Après l'agression, elle décide d'aller se réfugier dans la chambre de ses enfants "pour les protéger". "Il a défoncé la porte pour y rentrer, lâche-t-elle. C'est là que je me suis dit que ça pouvait aller plus loin, j’ai pas envie qu’il s’en prenne à mes enfants". Noémie décide alors de le quitter et Loïc se met en couple avec Caroline, la mère de Tony. C’est une amie de Noémie, alors cette dernière tente de la mettre en garde à plusieurs reprises. "Elle m’a dit : ‘te mêle pas de nos histoires, tu dis ça parce que t’es jalouse que je sois avec lui. Donc ne t’en mêle pas et fous-nous la paix'".

Caroline, une jeune fille "fragile" et "influençable"

De son côté, Caroline, la mère du petit Tony, est décrite par ses proches comme une jeune fille "fragile" et "influençable". Suivi par les services sociaux, elle aurait subi des violences dans sa jeunesse. 

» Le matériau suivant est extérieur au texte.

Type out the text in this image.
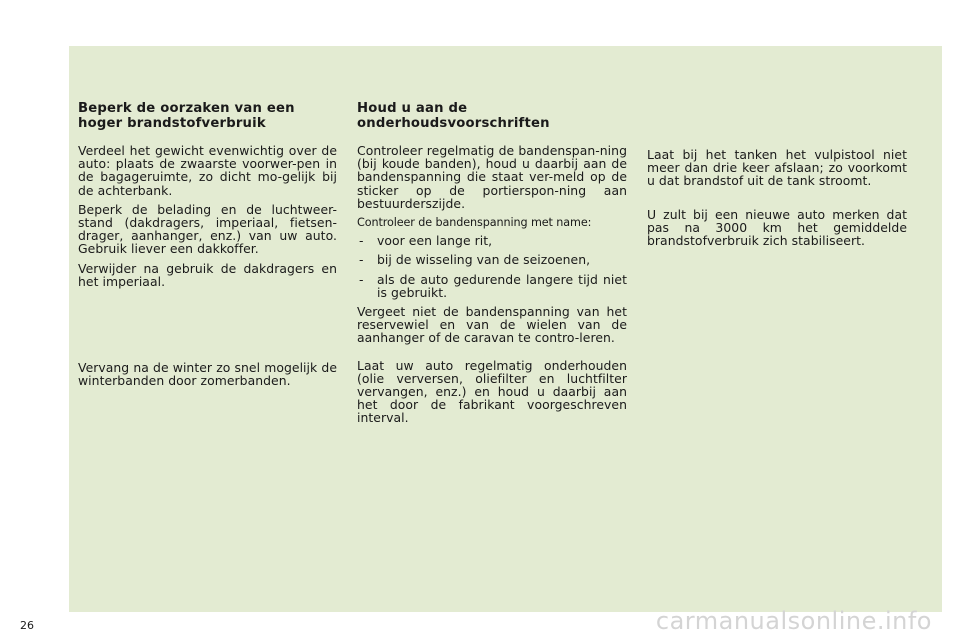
Beperk de oorzaken van een hoger brandstofverbruik

Verdeel het gewicht evenwichtig over de auto: plaats de zwaarste voorwer-pen in de bagageruimte, zo dicht mo-gelijk bij de achterbank.

Beperk de belading en de luchtweer-stand (dakdragers, imperiaal, fietsen-drager, aanhanger, enz.) van uw auto. Gebruik liever een dakkoffer.

Verwijder na gebruik de dakdragers en het imperiaal.

Vervang na de winter zo snel mogelijk de winterbanden door zomerbanden.

Houd u aan de onderhoudsvoorschriften

Controleer regelmatig de bandenspan-ning (bij koude banden), houd u daarbij aan de bandenspanning die staat ver-meld op de sticker op de portierspon-ning aan bestuurderszijde.

Controleer de bandenspanning met name:

- voor een lange rit,
- bij de wisseling van de seizoenen,
- als de auto gedurende langere tijd niet is gebruikt.

Vergeet niet de bandenspanning van het reservewiel en van de wielen van de aanhanger of de caravan te contro-leren.

Laat uw auto regelmatig onderhouden (olie verversen, oliefilter en luchtfilter vervangen, enz.) en houd u daarbij aan het door de fabrikant voorgeschreven interval.

Laat bij het tanken het vulpistool niet meer dan drie keer afslaan; zo voorkomt u dat brandstof uit de tank stroomt.

U zult bij een nieuwe auto merken dat pas na 3000 km het gemiddelde brandstofverbruik zich stabiliseert.

26	carmanualsonline.info
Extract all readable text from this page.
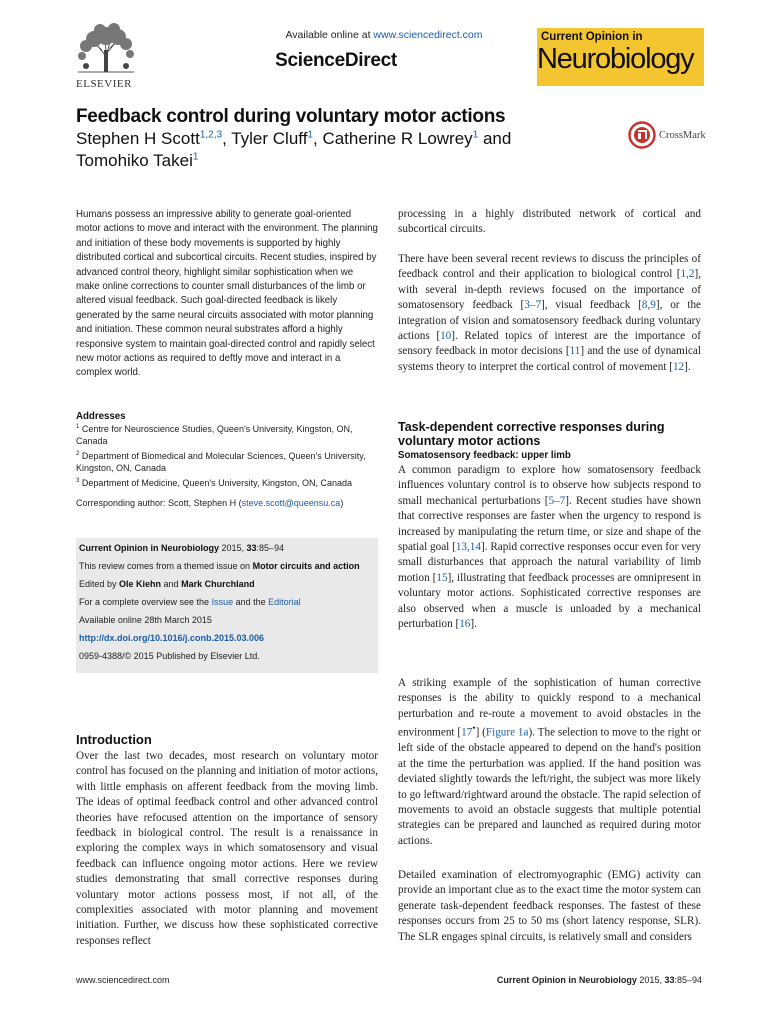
ELSEVIER
Available online at www.sciencedirect.com
ScienceDirect
Current Opinion in
Neurobiology
Feedback control during voluntary motor actions
Stephen H Scott$^{1,2,3}$, Tyler Cluff$^1$, Catherine R Lowrey$^1$ and
Tomohiko Takei$^1$
CrossMark
Humans possess an impressive ability to generate goal-oriented motor actions to move and interact with the environment. The planning and initiation of these body movements is supported by highly distributed cortical and subcortical circuits. Recent studies, inspired by advanced control theory, highlight similar sophistication when we make online corrections to counter small disturbances of the limb or altered visual feedback. Such goal-directed feedback is likely generated by the same neural circuits associated with motor planning and initiation. These common neural substrates afford a highly responsive system to maintain goal-directed control and rapidly select new motor actions as required to deftly move and interact in a complex world.
Addresses

$^1$ Centre for Neuroscience Studies, Queen's University, Kingston, ON, Canada

$^2$ Department of Biomedical and Molecular Sciences, Queen's University, Kingston, ON, Canada

$^3$ Department of Medicine, Queen's University, Kingston, ON, Canada

Corresponding author: Scott, Stephen H (steve.scott@queensu.ca)

Current Opinion in Neurobiology 2015, 33:85–94

This review comes from a themed issue on Motor circuits and action

Edited by Ole Kiehn and Mark Churchland

For a complete overview see the Issue and the Editorial

Available online 28th March 2015

http://dx.doi.org/10.1016/j.conb.2015.03.006

0959-4388/© 2015 Published by Elsevier Ltd.

Introduction
Over the last two decades, most research on voluntary motor control has focused on the planning and initiation of motor actions, with little emphasis on afferent feedback from the moving limb. The ideas of optimal feedback control and other advanced control theories have refocused attention on the importance of sensory feedback in biological control. The result is a renaissance in exploring the complex ways in which somatosensory and visual feedback can influence ongoing motor actions. Here we review studies demonstrating that small corrective responses during voluntary motor actions possess most, if not all, of the complexities associated with motor planning and movement initiation. Further, we discuss how these sophisticated corrective responses reflect
processing in a highly distributed network of cortical and subcortical circuits.
There have been several recent reviews to discuss the principles of feedback control and their application to biological control [1,2], with several in-depth reviews focused on the importance of somatosensory feedback [3–7], visual feedback [8,9], or the integration of vision and somatosensory feedback during voluntary actions [10]. Related topics of interest are the importance of sensory feedback in motor decisions [11] and the use of dynamical systems theory to interpret the cortical control of movement [12].
Task-dependent corrective responses during voluntary motor actions
Somatosensory feedback: upper limb
A common paradigm to explore how somatosensory feedback influences voluntary control is to observe how subjects respond to small mechanical perturbations [5–7]. Recent studies have shown that corrective responses are faster when the urgency to respond is increased by manipulating the return time, or size and shape of the spatial goal [13,14]. Rapid corrective responses occur even for very small disturbances that approach the natural variability of limb motion [15], illustrating that feedback processes are omnipresent in voluntary motor actions. Sophisticated corrective responses are also observed when a muscle is unloaded by a mechanical perturbation [16].
A striking example of the sophistication of human corrective responses is the ability to quickly respond to a mechanical perturbation and re-route a movement to avoid obstacles in the environment [17•] (Figure 1a). The selection to move to the right or left side of the obstacle appeared to depend on the hand's position at the time the perturbation was applied. If the hand position was deviated slightly towards the left/right, the subject was more likely to go leftward/rightward around the obstacle. The rapid selection of movements to avoid an obstacle suggests that multiple potential strategies can be prepared and launched as required during motor actions.
Detailed examination of electromyographic (EMG) activity can provide an important clue as to the exact time the motor system can generate task-dependent feedback responses. The fastest of these responses occurs from 25 to 50 ms (short latency response, SLR). The SLR engages spinal circuits, is relatively small and considers
www.sciencedirect.com	Current Opinion in Neurobiology 2015, 33:85–94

La question que se posent désormais les enquêteurs est de savoir comment les violences ont pu passer inaperçues aussi longtemps. Oussman et Jonathan ont accepté de se confier à Sept à Huit. "Tous les matins, l’enfant pleurait, car il était incontinent, explique la femme encore en colère. Et il lui disait bien fort : 'tu vas voir ce que c’est d’avoir le nez dans ta pisse'". Les deux voisins disent ainsi qu'ils n'ignoraient rien des violences. "On l’entendait le frapper, il disait ce qu’il faisait. L'enfant criait 'aïe aïe, au secours maman'. Elle ajoute, en larmes : Aie Aie, c’est tout ce que je connais de sa voix.


C'est la peur des représailles les auraient fait taire, expliquent-ils. Les avocats des mis en cause n’ont pas souhaité s’exprimer. Le conjoint violent et la mère encourent respectivement la réclusion à perpétuité et cinq ans de prison.